If an unusual number of error responses are found, the audit log entries for corresponding requests can be retrieved for further investigation.
The IP address of the request is typically a cluster host or API load balancer, and there is no record of the IP address behind a load balancer proxy request (however, load balancer logs can be useful for determining request origin).
It can be useful to look for unusual numbers of requests by a particular user or group.
The following example lists the top 10 users by number of requests in the last 5000 lines of the audit log:
$ tail -5000 /var/log/openshift-audit.log \ | grep -Po ' user="(.*?)(?<!\\)"' \ | sort | uniq -c | sort -rn | head -10 976 user="system:openshift-master" 270 user="system:node:origin-node-1.example.local" 270 user="system:node:origin-master.example.local" 66 user="system:anonymous" 32 user="system:serviceaccount:kube-system:cronjob-controller" 24 user="system:serviceaccount:kube-system:pod-garbage-collector" 18 user="system:serviceaccount:kube-system:endpoint-controller" 14 user="system:serviceaccount:openshift-infra:serviceaccount-pull-secrets-controller" 11 user="test user" 4 user="test \" user"

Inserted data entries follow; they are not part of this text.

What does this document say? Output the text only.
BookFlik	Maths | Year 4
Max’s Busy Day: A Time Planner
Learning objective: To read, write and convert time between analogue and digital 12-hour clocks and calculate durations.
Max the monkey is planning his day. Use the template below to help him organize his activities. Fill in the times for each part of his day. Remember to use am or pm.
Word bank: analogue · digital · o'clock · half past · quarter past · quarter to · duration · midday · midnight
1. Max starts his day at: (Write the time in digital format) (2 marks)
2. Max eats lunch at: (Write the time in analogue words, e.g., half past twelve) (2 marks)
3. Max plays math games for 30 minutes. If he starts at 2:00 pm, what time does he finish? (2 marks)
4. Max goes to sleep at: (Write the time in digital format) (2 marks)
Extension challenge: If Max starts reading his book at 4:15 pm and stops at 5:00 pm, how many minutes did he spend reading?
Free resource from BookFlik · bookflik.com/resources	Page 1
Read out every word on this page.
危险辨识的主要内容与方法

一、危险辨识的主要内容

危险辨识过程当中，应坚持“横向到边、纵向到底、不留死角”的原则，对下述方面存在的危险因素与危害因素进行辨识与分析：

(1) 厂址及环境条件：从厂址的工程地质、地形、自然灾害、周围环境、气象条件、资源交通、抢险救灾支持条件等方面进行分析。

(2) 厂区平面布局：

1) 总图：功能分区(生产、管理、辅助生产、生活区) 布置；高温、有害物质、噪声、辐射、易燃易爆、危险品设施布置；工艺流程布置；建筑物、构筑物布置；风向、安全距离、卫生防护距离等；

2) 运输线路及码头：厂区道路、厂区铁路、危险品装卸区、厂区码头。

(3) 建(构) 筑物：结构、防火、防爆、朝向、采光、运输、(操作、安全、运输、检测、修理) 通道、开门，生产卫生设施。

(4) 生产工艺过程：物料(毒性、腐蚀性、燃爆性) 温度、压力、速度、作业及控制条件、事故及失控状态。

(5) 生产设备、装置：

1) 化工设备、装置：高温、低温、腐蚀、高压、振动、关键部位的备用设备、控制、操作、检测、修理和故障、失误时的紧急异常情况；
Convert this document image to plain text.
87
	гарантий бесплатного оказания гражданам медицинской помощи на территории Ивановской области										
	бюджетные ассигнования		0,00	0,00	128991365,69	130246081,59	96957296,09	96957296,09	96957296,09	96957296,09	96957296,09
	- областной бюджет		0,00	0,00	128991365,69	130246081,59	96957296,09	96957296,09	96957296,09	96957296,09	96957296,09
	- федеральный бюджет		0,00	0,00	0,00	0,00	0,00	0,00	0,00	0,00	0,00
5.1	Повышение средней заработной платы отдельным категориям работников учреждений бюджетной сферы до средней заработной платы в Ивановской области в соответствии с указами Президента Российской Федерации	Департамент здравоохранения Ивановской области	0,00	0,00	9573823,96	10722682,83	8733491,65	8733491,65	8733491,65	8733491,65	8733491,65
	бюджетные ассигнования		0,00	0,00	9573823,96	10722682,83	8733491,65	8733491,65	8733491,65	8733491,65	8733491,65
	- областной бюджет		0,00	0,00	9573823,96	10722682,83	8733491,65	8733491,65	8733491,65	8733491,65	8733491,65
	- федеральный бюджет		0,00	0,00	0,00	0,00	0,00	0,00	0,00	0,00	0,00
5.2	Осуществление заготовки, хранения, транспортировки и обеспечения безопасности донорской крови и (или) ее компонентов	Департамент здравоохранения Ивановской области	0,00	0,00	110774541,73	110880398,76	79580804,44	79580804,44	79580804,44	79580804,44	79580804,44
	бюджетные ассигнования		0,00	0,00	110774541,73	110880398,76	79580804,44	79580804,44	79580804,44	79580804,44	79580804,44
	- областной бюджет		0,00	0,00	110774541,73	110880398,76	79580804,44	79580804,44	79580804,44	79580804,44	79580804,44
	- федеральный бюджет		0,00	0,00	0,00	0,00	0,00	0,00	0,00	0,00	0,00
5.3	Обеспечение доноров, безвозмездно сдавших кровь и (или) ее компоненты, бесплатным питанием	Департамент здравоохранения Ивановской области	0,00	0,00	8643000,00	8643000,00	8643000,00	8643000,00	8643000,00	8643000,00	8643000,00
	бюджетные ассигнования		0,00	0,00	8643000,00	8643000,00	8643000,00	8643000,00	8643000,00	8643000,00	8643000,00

More advanced queries generally require the use of additional log analysis tools. Auditors will need a detailed familiarity with the OpenShift v1 API and Kubernetes v1 API to aggregate request summaries from the audit log according to which kind of resource is involved (the uri
field). See REST API Reference for details.
More advanced audit logging capabilities are introduced with OpenShift Container Platform 3.7 as a Technology Preview feature. This feature enables providing an audit policy file to control which requests are logged and the level of detail to log. Advanced audit log entries provide more detail in JSON format and can be logged via a webhook as opposed to file or system journal.